‘Dat is dan €4,75.’ Ik kijk naar het vriendelijke gezicht van de verkoopster en werp een blik naar het lullige zakje kip dat ze zojuist op de toonbank heeft gelegd. Er had ook een klein stukje smeerworst in kunnen zitten. Ze kijkt me vragend aan. ‘Is dit het?’, vraag ik. Enigszins vertwijfeld maakt ze met twee vingers van haar onderlip een geultje en ze knikt. Ik slaak een diepe zucht en ik ben vooral blij dat ik de enige klant in de winkel ben. Enerzijds voel ik me een zeikerd als ik er iets van zeg, anderzijds voel ik me genaaid dat de vrouw schaamteloos en in volle overtuiging een kippenboutje voor mijn neus neerlegt waar we ’s avonds met z’n tweeën van moeten eten. Mijn gedachten ratelen als een wapperende Rolodex.

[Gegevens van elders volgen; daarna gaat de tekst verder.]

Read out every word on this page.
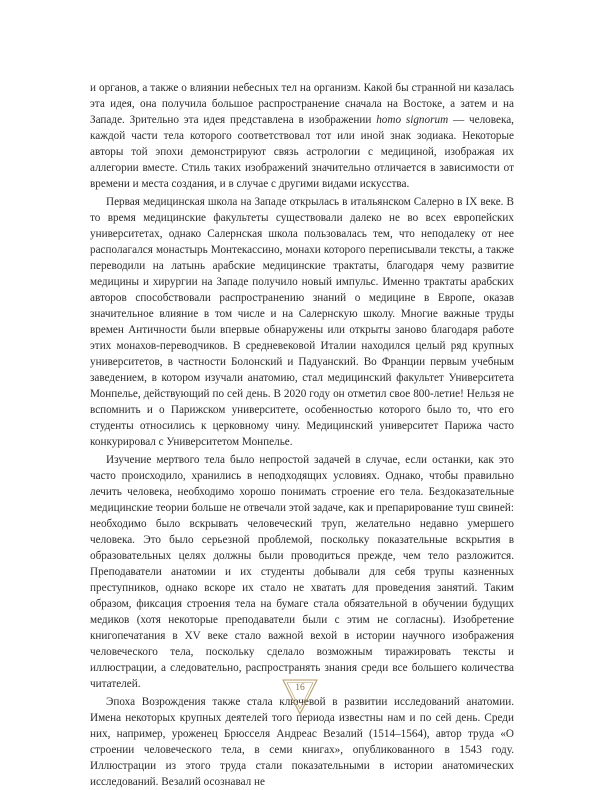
и органов, а также о влиянии небесных тел на организм. Какой бы странной ни казалась эта идея, она получила большое распространение сначала на Востоке, а затем и на Западе. Зрительно эта идея представлена в изображении homo signorum — человека, каждой части тела которого соответствовал тот или иной знак зодиака. Некоторые авторы той эпохи демонстрируют связь астрологии с медициной, изображая их аллегории вместе. Стиль таких изображений значительно отличается в зависимости от времени и места создания, и в случае с другими видами искусства.

Первая медицинская школа на Западе открылась в итальянском Салерно в IX веке. В то время медицинские факультеты существовали далеко не во всех европейских университетах, однако Салернская школа пользовалась тем, что неподалеку от нее располагался монастырь Монтекассино, монахи которого переписывали тексты, а также переводили на латынь арабские медицинские трактаты, благодаря чему развитие медицины и хирургии на Западе получило новый импульс. Именно трактаты арабских авторов способствовали распространению знаний о медицине в Европе, оказав значительное влияние в том числе и на Салернскую школу. Многие важные труды времен Античности были впервые обнаружены или открыты заново благодаря работе этих монахов-переводчиков. В средневековой Италии находился целый ряд крупных университетов, в частности Болонский и Падуанский. Во Франции первым учебным заведением, в котором изучали анатомию, стал медицинский факультет Университета Монпелье, действующий по сей день. В 2020 году он отметил свое 800-летие! Нельзя не вспомнить и о Парижском университете, особенностью которого было то, что его студенты относились к церковному чину. Медицинский университет Парижа часто конкурировал с Университетом Монпелье.

Изучение мертвого тела было непростой задачей в случае, если останки, как это часто происходило, хранились в неподходящих условиях. Однако, чтобы правильно лечить человека, необходимо хорошо понимать строение его тела. Бездоказательные медицинские теории больше не отвечали этой задаче, как и препарирование туш свиней: необходимо было вскрывать человеческий труп, желательно недавно умершего человека. Это было серьезной проблемой, поскольку показательные вскрытия в образовательных целях должны были проводиться прежде, чем тело разложится. Преподаватели анатомии и их студенты добывали для себя трупы казненных преступников, однако вскоре их стало не хватать для проведения занятий. Таким образом, фиксация строения тела на бумаге стала обязательной в обучении будущих медиков (хотя некоторые преподаватели были с этим не согласны). Изобретение книгопечатания в XV веке стало важной вехой в истории научного изображения человеческого тела, поскольку сделало возможным тиражировать тексты и иллюстрации, а следовательно, распространять знания среди все большего количества читателей.

Эпоха Возрождения также стала ключевой в развитии исследований анатомии. Имена некоторых крупных деятелей того периода известны нам и по сей день. Среди них, например, уроженец Брюсселя Андреас Везалий (1514–1564), автор труда «О строении человеческого тела, в семи книгах», опубликованного в 1543 году. Иллюстрации из этого труда стали показательными в истории анатомических исследований. Везалий осознавал не

16
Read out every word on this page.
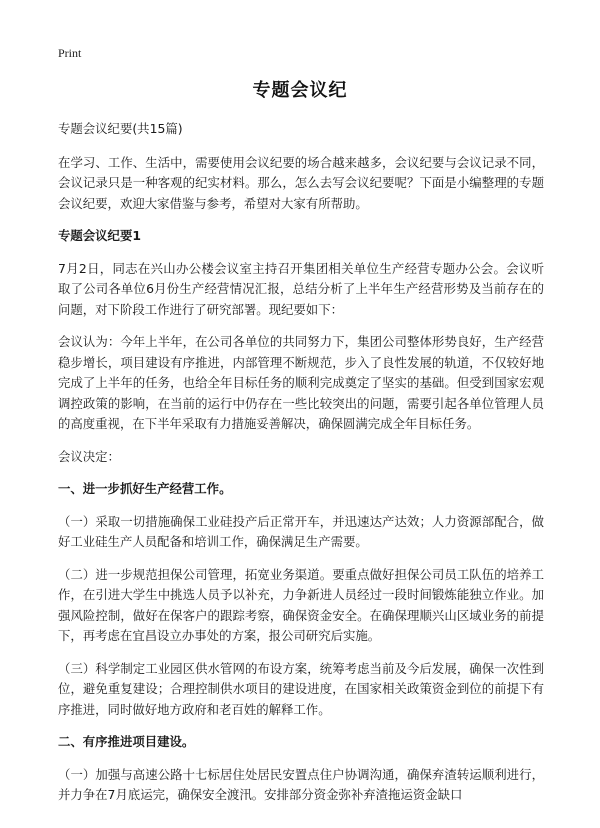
Print
专题会议纪

专题会议纪要(共15篇)

在学习、工作、生活中，需要使用会议纪要的场合越来越多，会议纪要与会议记录不同，会议记录只是一种客观的纪实材料。那么，怎么去写会议纪要呢？下面是小编整理的专题会议纪要，欢迎大家借鉴与参考，希望对大家有所帮助。

专题会议纪要1

7月2日，同志在兴山办公楼会议室主持召开集团相关单位生产经营专题办公会。会议听取了公司各单位6月份生产经营情况汇报，总结分析了上半年生产经营形势及当前存在的问题，对下阶段工作进行了研究部署。现纪要如下：

会议认为：今年上半年，在公司各单位的共同努力下，集团公司整体形势良好，生产经营稳步增长，项目建设有序推进，内部管理不断规范，步入了良性发展的轨道，不仅较好地完成了上半年的任务，也给全年目标任务的顺利完成奠定了坚实的基础。但受到国家宏观调控政策的影响，在当前的运行中仍存在一些比较突出的问题，需要引起各单位管理人员的高度重视，在下半年采取有力措施妥善解决，确保圆满完成全年目标任务。

会议决定：

一、进一步抓好生产经营工作。

（一）采取一切措施确保工业硅投产后正常开车，并迅速达产达效；人力资源部配合，做好工业硅生产人员配备和培训工作，确保满足生产需要。

（二）进一步规范担保公司管理，拓宽业务渠道。要重点做好担保公司员工队伍的培养工作，在引进大学生中挑选人员予以补充，力争新进人员经过一段时间锻炼能独立作业。加强风险控制，做好在保客户的跟踪考察，确保资金安全。在确保理顺兴山区域业务的前提下，再考虑在宜昌设立办事处的方案，报公司研究后实施。

（三）科学制定工业园区供水管网的布设方案，统筹考虑当前及今后发展，确保一次性到位，避免重复建设；合理控制供水项目的建设进度，在国家相关政策资金到位的前提下有序推进，同时做好地方政府和老百姓的解释工作。

二、有序推进项目建设。

（一）加强与高速公路十七标居住处居民安置点住户协调沟通，确保弃渣转运顺利进行，并力争在7月底运完，确保安全渡汛。安排部分资金弥补弃渣拖运资金缺口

Met een briefje van 5 in mijn hand kan ik het niet nalaten om te vragen of de andere helft van mijn kip soms is weggevlogen. Ai, dat is niet de meest sympathieke formulering om je ongenoegen te laten blijken! En het argument dat je op een van de Amsterdamse markten een veel goedkoper kippetje kan krijgen kan je ook beter achterwege laten. Ongetwijfeld begint ze dan over het verschil tussen een plofkip en een verantwoord, duurzaam, dagvers gegrild nobel kippetje van natuurlijke bodem direct van de boer en bla bla bla… Die discussie win je nooit. Ik kijk nogmaals naar het lullige kippenboutje dat de aanleiding is van mijn verontwaardiging. Zes paar ogen kijken me nu aan van achter de toonbank. Wat gaat die man met dat petje en die bril nu doen? Ik leg me er maar bij neer en spreek in stilte met mezelf af dat ik er nooit meer naartoe zal gaan.

Lees ook: Wie goed doet…

Ondertussen hoor ik het gesprek dat even later zal worden gevoerd als ik de winkel heb verlaten. ‘Het is toch ongelooflijk? Dat is weer typisch zo’n vent die er niks van begrijpt dat wij gewoon een ‘eerlijke’ prijs vragen. Nou, hij gaat voortaan maar lekker naar de supermarkt om een voordelig antibiotica kippetje met Bonus voordeel te halen.’
Thuis leg ik het armoedige kippenvleugeltje in de koelkast en in de zoekbalk van Google typ ik in: ‘hoe wordt een prijs bepaald?’. Het antwoord luidt: ‘De som van de kosten aan grondstoffen, eventuele andere aankopen en productiekosten per eenheid plus een verdeelsleutel voor de vaste kosten vormen dan de basis waarop een winstmarge wordt toegekend om aan de finale verkoopprijs te komen.’ Samengevat: de kip wordt duur betaald. Diezelfde avond eten we als een kip zonder kop een veel te duur scharminkelig en schandalig droog kippetje.